ADVERTISEMENT

Senators Demand Cardona Explain Role in Letter That Called Parents Domestic Terrorists

Emails show education secretary requested controversial letter to Biden

Secretary of Education Miguel Cardona / Getty Images
January 14, 2022

Two dozen Republican senators are calling on Secretary of Education Miguel Cardona to explain his role in soliciting a letter from the National School Boards Association that compared school parents to domestic terrorists.

An email released this week showed that an association official told a colleague that Cardona asked the group to write the Sept. 29 letter that urged President Joe Biden to use the FBI to investigate threats made against school board members. The letter was the catalyst for Attorney General Merrick Garland's decision to form a federal task force to track school board threats across the country.

Republicans and parent groups have bristled at the federal task force, saying that it will have a chilling effect on parents protesting at local school board meetings.
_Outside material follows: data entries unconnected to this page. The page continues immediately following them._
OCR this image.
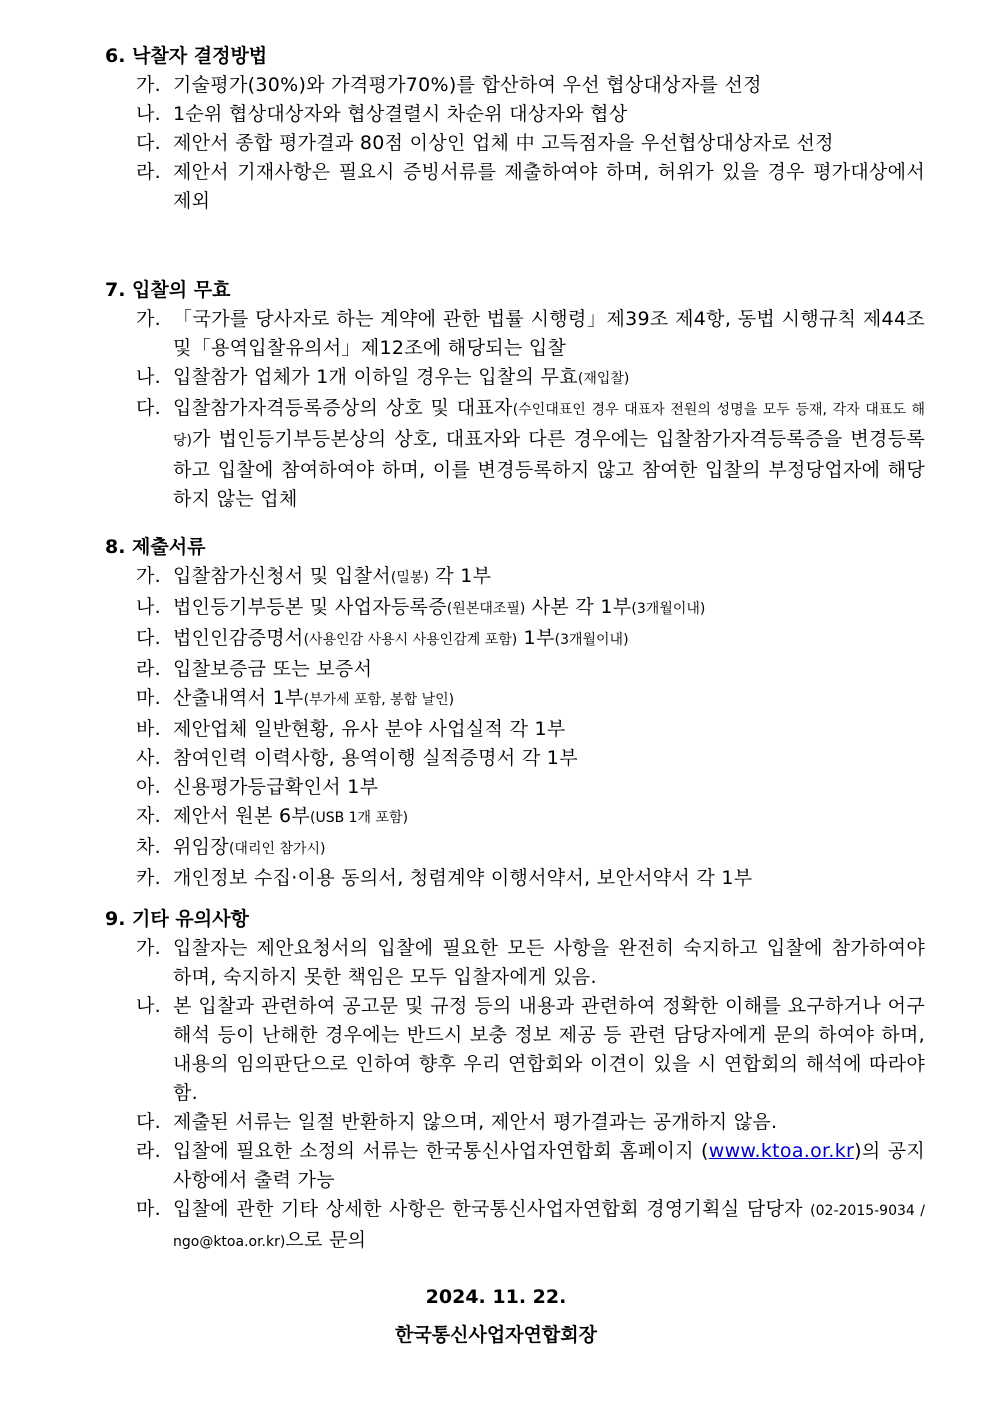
6. 낙찰자 결정방법
가. 기술평가(30%)와 가격평가70%)를 합산하여 우선 협상대상자를 선정
나. 1순위 협상대상자와 협상결렬시 차순위 대상자와 협상
다. 제안서 종합 평가결과 80점 이상인 업체 中 고득점자을 우선협상대상자로 선정
라. 제안서 기재사항은 필요시 증빙서류를 제출하여야 하며, 허위가 있을 경우 평가대상에서 제외
7. 입찰의 무효
가. 「국가를 당사자로 하는 계약에 관한 법률 시행령」제39조 제4항, 동법 시행규칙 제44조 및「용역입찰유의서」제12조에 해당되는 입찰
나. 입찰참가 업체가 1개 이하일 경우는 입찰의 무효(재입찰)
다. 입찰참가자격등록증상의 상호 및 대표자(수인대표인 경우 대표자 전원의 성명을 모두 등재, 각자 대표도 해당)가 법인등기부등본상의 상호, 대표자와 다른 경우에는 입찰참가자격등록증을 변경등록하고 입찰에 참여하여야 하며, 이를 변경등록하지 않고 참여한 입찰의 부정당업자에 해당하지 않는 업체
8. 제출서류
가. 입찰참가신청서 및 입찰서(밀봉) 각 1부
나. 법인등기부등본 및 사업자등록증(원본대조필) 사본 각 1부(3개월이내)
다. 법인인감증명서(사용인감 사용시 사용인감계 포함) 1부(3개월이내)
라. 입찰보증금 또는 보증서
마. 산출내역서 1부(부가세 포함, 봉합 날인)
바. 제안업체 일반현황, 유사 분야 사업실적 각 1부
사. 참여인력 이력사항, 용역이행 실적증명서 각 1부
아. 신용평가등급확인서 1부
자. 제안서 원본 6부(USB 1개 포함)
차. 위임장(대리인 참가시)
카. 개인정보 수집‧이용 동의서, 청렴계약 이행서약서, 보안서약서 각 1부
9. 기타 유의사항
가. 입찰자는 제안요청서의 입찰에 필요한 모든 사항을 완전히 숙지하고 입찰에 참가하여야 하며, 숙지하지 못한 책임은 모두 입찰자에게 있음.
나. 본 입찰과 관련하여 공고문 및 규정 등의 내용과 관련하여 정확한 이해를 요구하거나 어구해석 등이 난해한 경우에는 반드시 보충 정보 제공 등 관련 담당자에게 문의 하여야 하며, 내용의 임의판단으로 인하여 향후 우리 연합회와 이견이 있을 시 연합회의 해석에 따라야 함.
다. 제출된 서류는 일절 반환하지 않으며, 제안서 평가결과는 공개하지 않음.
라. 입찰에 필요한 소정의 서류는 한국통신사업자연합회 홈페이지 (www.ktoa.or.kr)의 공지사항에서 출력 가능
마. 입찰에 관한 기타 상세한 사항은 한국통신사업자연합회 경영기획실 담당자 (02-2015-9034 / ngo@ktoa.or.kr)으로 문의
2024. 11. 22.
한국통신사업자연합회장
Parents across the country have pushed back against school districts' coronavirus policies as well as the teaching of left-wing curricula, such as those that include critical race theory.

A group of senators, led by Tim Scott (R., S.C.), on Thursday asked Cardona what role he played in crafting the letter.

"While we knew early on that White House staff were complicit in the creation of this letter, it is only recently that information has surfaced implicating you and your office in this shameful episode," the senators wrote.

They also asked Cardona if he received instruction from the White House regarding the letter.

The Washington Free Beacon reported that association officials said in internal emails they were in contact with the White House and Department of Education regarding the letter. The latest emails show for the first time that Cardona was involved in the discussions.

The Department of Education denied this week that Cardona solicited the letter from the association but did not describe his interactions with the group.

"While the Secretary did not solicit a letter from [the National School Boards Association], to understand the views and concerns of stakeholders, the Department routinely engages with students, teachers, parents, district leaders, and education associations," a spokesman told the Free Beacon.

Cardona has close ties to the National School Boards Association, the largest school board advocacy group in the country. He appointed the group's president, Viola Garcia, on Oct. 1 to serve on the Department of Education's National Assessment Governing Board. Garcia cosigned the association's letter to Biden.